Page 58: “John and I had often talked about how focused our culture was on distraction, about how ill suited we were to staying with things, following them through in a respectful and thorough way. There was a great discomfort with quiet, with stillness, at the same time that there was acknowledgement of how valuable these things could be. I once read an essay about a woman who spent an entire day simply looking at what she had, really seeing all the things she’d put in her house. I was as guilty as anyone else of buying books I never read, of rushing through days without ever looking up, of taking for granted things for which I should give thanks every day. Who appreciated their good health until they lost it? Who said grace? Who read to their children before bed without one eye on the clock, despairing of all they had to do before they themselves could sleep? Who engaged cashiers in grocery stores in conversations? Everyone seemed in a blind hurry, and there was no relief in sight…”
She kept scrapbooks of pictures she tore out of magazines and newspapers – sit sometimes in the afternoon with a cup of tea and make up stories to fit the pictures. She used to keep them in drawers but John had a rare fit of exasperation – do something with them!
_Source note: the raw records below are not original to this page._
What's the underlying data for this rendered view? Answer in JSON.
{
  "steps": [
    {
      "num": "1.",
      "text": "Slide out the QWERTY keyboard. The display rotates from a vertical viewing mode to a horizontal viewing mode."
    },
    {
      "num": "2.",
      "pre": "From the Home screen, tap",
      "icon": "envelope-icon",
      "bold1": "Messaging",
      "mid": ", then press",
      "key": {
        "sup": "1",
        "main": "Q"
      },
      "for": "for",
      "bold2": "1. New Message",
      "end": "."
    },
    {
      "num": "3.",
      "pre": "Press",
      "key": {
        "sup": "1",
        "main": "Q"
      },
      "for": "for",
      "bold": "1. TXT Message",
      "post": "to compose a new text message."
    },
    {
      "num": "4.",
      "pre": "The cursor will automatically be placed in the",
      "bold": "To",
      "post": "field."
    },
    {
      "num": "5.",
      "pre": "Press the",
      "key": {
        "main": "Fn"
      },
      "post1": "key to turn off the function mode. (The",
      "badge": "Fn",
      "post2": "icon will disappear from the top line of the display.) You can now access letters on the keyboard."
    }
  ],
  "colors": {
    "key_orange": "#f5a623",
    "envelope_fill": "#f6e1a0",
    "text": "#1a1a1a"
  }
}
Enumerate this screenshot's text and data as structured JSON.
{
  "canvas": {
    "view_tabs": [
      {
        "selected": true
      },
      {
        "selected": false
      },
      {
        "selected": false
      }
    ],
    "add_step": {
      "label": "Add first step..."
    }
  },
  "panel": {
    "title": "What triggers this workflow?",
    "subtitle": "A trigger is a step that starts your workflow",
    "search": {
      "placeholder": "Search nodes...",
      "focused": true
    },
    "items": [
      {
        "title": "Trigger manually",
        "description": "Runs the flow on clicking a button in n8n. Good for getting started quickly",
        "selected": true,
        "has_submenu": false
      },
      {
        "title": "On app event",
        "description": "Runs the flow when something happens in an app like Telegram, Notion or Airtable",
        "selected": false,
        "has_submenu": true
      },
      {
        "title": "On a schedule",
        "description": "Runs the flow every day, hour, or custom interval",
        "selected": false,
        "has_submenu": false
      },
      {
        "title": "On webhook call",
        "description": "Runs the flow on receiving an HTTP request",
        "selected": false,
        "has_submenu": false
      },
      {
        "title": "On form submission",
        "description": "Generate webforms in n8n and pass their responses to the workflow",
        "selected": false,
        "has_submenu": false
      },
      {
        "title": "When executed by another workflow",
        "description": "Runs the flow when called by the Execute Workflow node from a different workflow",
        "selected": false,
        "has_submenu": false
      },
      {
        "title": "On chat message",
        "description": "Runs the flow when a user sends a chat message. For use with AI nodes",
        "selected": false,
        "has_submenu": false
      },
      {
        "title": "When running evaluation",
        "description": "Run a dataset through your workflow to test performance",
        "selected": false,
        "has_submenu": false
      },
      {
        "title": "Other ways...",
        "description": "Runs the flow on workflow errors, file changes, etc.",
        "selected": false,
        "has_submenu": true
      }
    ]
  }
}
John left her a bunch of slips of paper with words written on them, in a cigar box that he gave to the neighbor to wrap up and give to Bette after he died: “Eclipse,” “green bowl” (not sure), “Old CDs,” “Mists,” “Split Rail.”
Lists of things she would have in her store: Dutch cocoa, long glass jars of vanilla beans, chocolate-colored pajamas-brown flannel with red piping…heavy pasta pitchers from Tuscany, roosters from Paris for the kitchen, antique keys on satin ribbon, verbena soap, antique buttons.